First task is to get your FormFactory done up right.

class DynamicFormFactory implements FactoryInterface, MutableCreationOptionsInterface
{

    /**
     * @var array
     */
    protected $options;

     /**
     * Set creation options
     *
     * @param  array $options
     * @return void
     */
    public function setCreationOptions( array $options )
    {
        $this->options = $options;
    }


    /**
     * {@inheritdoc}
     */
    public function createService(ServiceLocatorInterface $serviceLocator)
    {
        /**
         * @var \Zend\Form\FormElementManager       $serviceLocator
         * @var \Zend\ServiceManager\ServiceManager $serviceManager
         */
        $serviceManager = $serviceLocator->getServiceLocator();
        try
        {
            $options   = /* set up your form's config, you have the service manager here */;
            $form      = new DynamicForm( $options );

            $form->setInputFilter( $serviceManager->get('InputFilterManager')->get( DynamicFormFilter::class, $options ) );
        }
        catch( \Exception $x )
        {
            die( $x->getMessage() );
        }
        return $form;
    }       
}

Then, react to $options in your DynamicInputFilterFactory through the MutableCreationOptionsInterface implementation.

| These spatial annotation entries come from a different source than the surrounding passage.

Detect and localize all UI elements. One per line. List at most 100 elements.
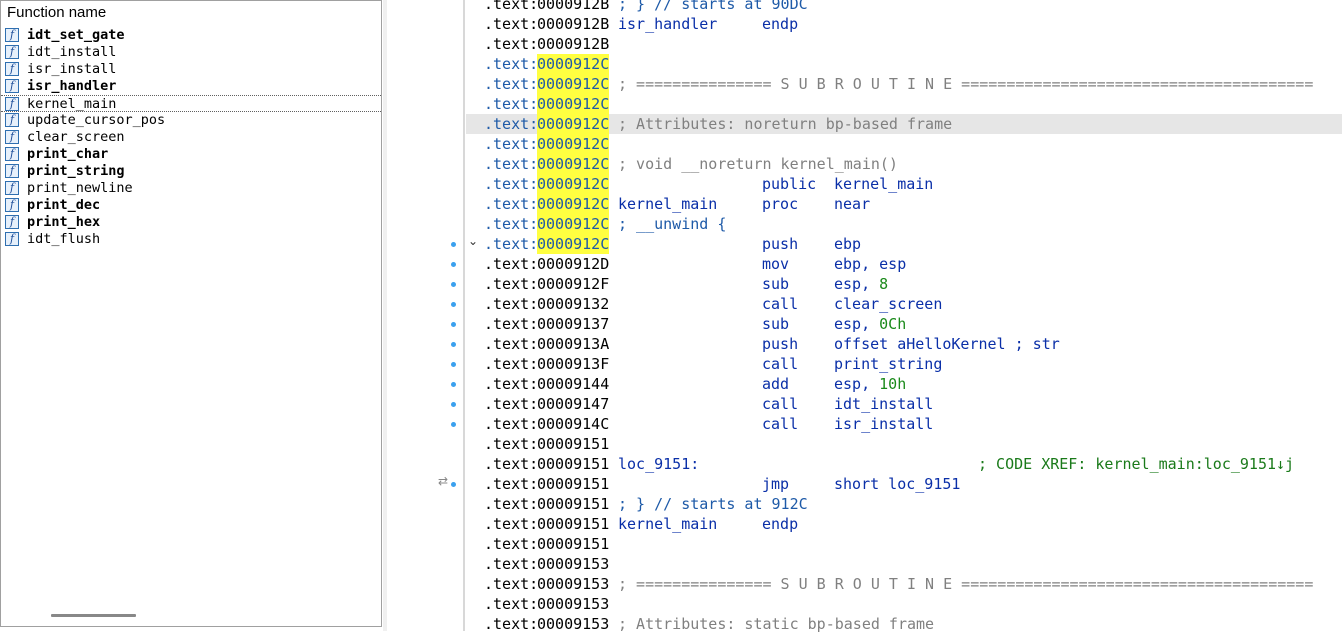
disasm-line[interactable]: .text: 00009151 ; } // starts at 912C [466,494,1342,514]
breakpoint-dot-icon[interactable] [451,262,456,267]
disasm-line[interactable]: .text: 0000912B ; } // starts at 90DC [466,0,1342,14]
instruction-operands: ebp [834,234,861,254]
instruction-operands: clear_screen [834,294,942,314]
address: 0000912B [537,35,610,53]
disasm-line[interactable]: .text: 00009137 sub esp, 0Ch [466,314,1342,334]
disasm-line[interactable]: .text: 0000912C ; void __noreturn kernel_m… [466,154,1342,174]
segment-name: .text: [484,515,539,533]
segment-name: .text: [484,75,539,93]
instruction-operands: esp, 8 [834,274,888,294]
breakpoint-dot-icon[interactable] [451,282,456,287]
disasm-line[interactable]: .text: 00009144 add esp, 10h [466,374,1342,394]
disasm-line[interactable]: .text: 00009151 loc_9151: ; CODE XREF: kern… [466,454,1342,474]
disasm-line[interactable]: .text: 0000912C kernel_main proc near [466,194,1342,214]
breakpoint-dot-icon[interactable] [451,322,456,327]
disasm-line[interactable]: .text: 00009153 ; =============== S U B R … [466,574,1342,594]
segment-name: .text: [484,215,539,233]
address: 00009151 [537,475,610,493]
address: 00009151 [537,435,610,453]
disasm-line[interactable]: .text: 0000912D mov ebp, esp [466,254,1342,274]
disasm-line[interactable]: .text: 00009147 call idt_install [466,394,1342,414]
disasm-line[interactable]: .text: 00009151 [466,534,1342,554]
address: 00009147 [537,395,610,413]
disasm-line[interactable]: .text: 0000913A push offset aHelloKernel ; … [466,334,1342,354]
disasm-line[interactable]: .text: 0000913F call print_string [466,354,1342,374]
disasm-line[interactable]: .text: 0000912C public kernel_main [466,174,1342,194]
code-label: loc_9151: [618,455,700,473]
breakpoint-dot-icon[interactable] [451,482,456,487]
segment-name: .text: [484,395,539,413]
instruction-mnemonic: call [762,295,799,313]
address: 00009153 [537,575,610,593]
code-label: kernel_main [618,515,718,533]
disassembly-view[interactable]: ⌄ ⇄ .text: 0000912B; } // starts at 90DC.… [0,0,1342,634]
segment-name: .text: [484,95,539,113]
disasm-line[interactable]: .text: 00009132 call clear_screen [466,294,1342,314]
disasm-line[interactable]: .text: 0000912C ; __unwind { [466,214,1342,234]
instruction-mnemonic: call [762,395,799,413]
disasm-line[interactable]: .text: 0000912F sub esp, 8 [466,274,1342,294]
instruction-mnemonic: public [762,175,817,193]
segment-name: .text: [484,175,539,193]
disasm-line[interactable]: .text: 0000912C [466,134,1342,154]
disasm-line[interactable]: .text: 0000912C ; Attributes: noreturn bp-… [466,114,1342,134]
disasm-line[interactable]: .text: 0000912C push ebp [466,234,1342,254]
address: 00009137 [537,315,610,333]
disasm-line[interactable]: .text: 00009153 ; Attributes: static bp-ba… [466,614,1342,634]
breakpoint-dot-icon[interactable] [451,382,456,387]
breakpoint-dot-icon[interactable] [451,242,456,247]
segment-name: .text: [484,235,539,253]
address: 0000912C [537,114,610,134]
operand-immediate: 8 [879,275,889,293]
segment-name: .text: [484,115,539,133]
breakpoint-dot-icon[interactable] [451,402,456,407]
disasm-line[interactable]: .text: 0000912C [466,94,1342,114]
instruction-operands: short loc_9151 [834,474,960,494]
address: 00009151 [537,515,610,533]
disasm-line[interactable]: .text: 00009153 [466,554,1342,574]
instruction-mnemonic: call [762,355,799,373]
breakpoint-dot-icon[interactable] [451,422,456,427]
comment: ; =============== S U B R O U T I N E ==… [618,575,1314,593]
operand-text: ebp [834,235,862,253]
disasm-line[interactable]: .text: 00009151 [466,434,1342,454]
breakpoint-dot-icon[interactable] [451,342,456,347]
operand-immediate: 10h [879,375,907,393]
instruction-operands: kernel_main [834,174,933,194]
disassembly-gutter-border [463,0,465,631]
address: 0000912F [537,275,610,293]
operand-text: isr_install [834,415,934,433]
segment-name: .text: [484,375,539,393]
operand-text: esp, [834,315,880,333]
breakpoint-dot-icon[interactable] [451,302,456,307]
disasm-line[interactable]: .text: 00009153 [466,594,1342,614]
segment-name: .text: [484,455,539,473]
disasm-line[interactable]: .text: 0000912B [466,34,1342,54]
instruction-operands: esp, 0Ch [834,314,906,334]
comment: ; __unwind { [618,215,727,233]
instruction-operands: esp, 10h [834,374,906,394]
comment: ; void __noreturn kernel_main() [618,155,898,173]
disasm-line[interactable]: .text: 0000914C call isr_install [466,414,1342,434]
disasm-line[interactable]: .text: 00009151 jmp short loc_9151 [466,474,1342,494]
segment-name: .text: [484,0,539,13]
disasm-line[interactable]: .text: 0000912B isr_handler endp [466,14,1342,34]
instruction-operands: ebp, esp [834,254,906,274]
instruction-mnemonic: add [762,375,790,393]
instruction-mnemonic: endp [762,515,799,533]
operand-text: short loc_9151 [834,475,961,493]
instruction-mnemonic: endp [762,15,799,33]
breakpoint-dot-icon[interactable] [451,362,456,367]
address: 00009151 [537,535,610,553]
address: 0000913A [537,335,610,353]
disasm-line[interactable]: .text: 00009151 kernel_main endp [466,514,1342,534]
address: 0000912C [537,194,610,214]
address: 0000912B [537,0,610,13]
operand-text: kernel_main [834,175,934,193]
segment-name: .text: [484,415,539,433]
disasm-line[interactable]: .text: 0000912C [466,54,1342,74]
segment-name: .text: [484,15,539,33]
instruction-operands: near [834,194,870,214]
disasm-line[interactable]: .text: 0000912C ; =============== S U B R … [466,74,1342,94]
segment-name: .text: [484,295,539,313]
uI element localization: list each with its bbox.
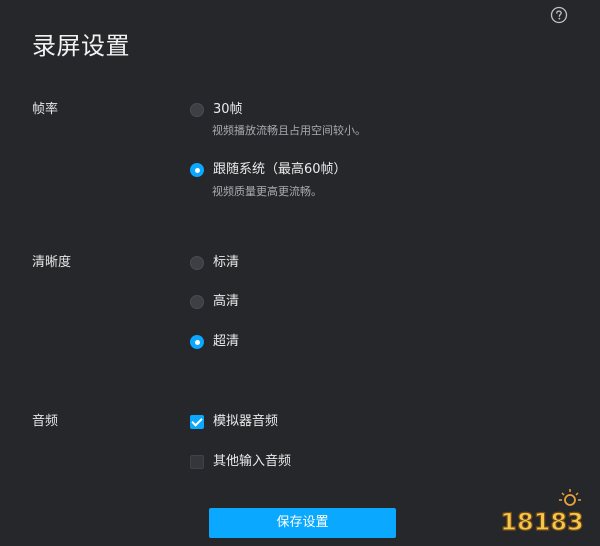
help-button[interactable] [550, 6, 568, 24]
clarity-label: 清晰度 [32, 255, 72, 270]
framerate-option-description: 视频播放流畅且占用空间较小。 [212, 124, 366, 137]
framerate-option-label: 30帧 [213, 102, 243, 117]
framerate-option-label: 跟随系统（最高60帧） [213, 162, 347, 177]
audio-option-label: 模拟器音频 [213, 414, 279, 429]
radio-selected[interactable] [190, 163, 204, 177]
radio-unselected[interactable] [190, 295, 204, 309]
framerate-label: 帧率 [32, 102, 59, 117]
save-settings-button[interactable]: 保存设置 [209, 508, 396, 538]
framerate-option-system[interactable]: 跟随系统（最高60帧） [190, 161, 347, 179]
clarity-option-label: 超清 [213, 334, 240, 349]
clarity-option-sd[interactable]: 标清 [190, 254, 239, 272]
radio-unselected[interactable] [190, 256, 204, 270]
audio-option-emulator[interactable]: 模拟器音频 [190, 413, 278, 431]
clarity-option-hd[interactable]: 高清 [190, 293, 239, 311]
audio-label: 音频 [32, 414, 59, 429]
page-title: 录屏设置 [32, 32, 130, 60]
clarity-option-uhd[interactable]: 超清 [190, 333, 239, 351]
audio-option-label: 其他输入音频 [213, 454, 292, 469]
audio-option-other-input[interactable]: 其他输入音频 [190, 453, 291, 471]
sun-icon [559, 489, 581, 506]
checkbox-unchecked[interactable] [190, 455, 204, 469]
watermark-logo: 18183 [492, 486, 592, 537]
radio-unselected[interactable] [190, 103, 204, 117]
clarity-option-label: 高清 [213, 294, 240, 309]
question-circle-icon [550, 6, 568, 24]
framerate-option-description: 视频质量更高更流畅。 [212, 185, 322, 198]
checkbox-checked[interactable] [190, 415, 204, 429]
watermark-text: 18183 [500, 508, 584, 536]
framerate-option-30[interactable]: 30帧 [190, 101, 243, 119]
clarity-option-label: 标清 [213, 255, 240, 270]
radio-selected[interactable] [190, 335, 204, 349]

You generally don't want forms and filters to be 'option aware', let the factories take care of that.

class DynamicInputFilterFactory implements FactoryInterface, MutableCreationOptionsInterface
{

    protected $options;

    /**
     * Set creation options
     *
     * @param  array $options
     * @return void
     */
    public function setCreationOptions( array $options )
    {
        $this->options = $options;
    }

    public function createService( ServiceLocatorInterface $serviceLocator )
    {
        /* do stuff with $this->options */

        return new DynamicInputFilter(
             /* pass your transformed options */
        );
    }   
}

Next, all you have to do is create your form and input filter per what was passed to them through MutableOptions. Set your dependencies in __construct (don't forget to call parent::__construct) and initialize your form in init per the options passed in.

I suspect you have a good base in ZF2, so I'll stop here. This ought to get you on your way. Take-aways are MutableCreationOptionsInterface and separating your InputFilter and Form construction, combining the two in your Form Factory.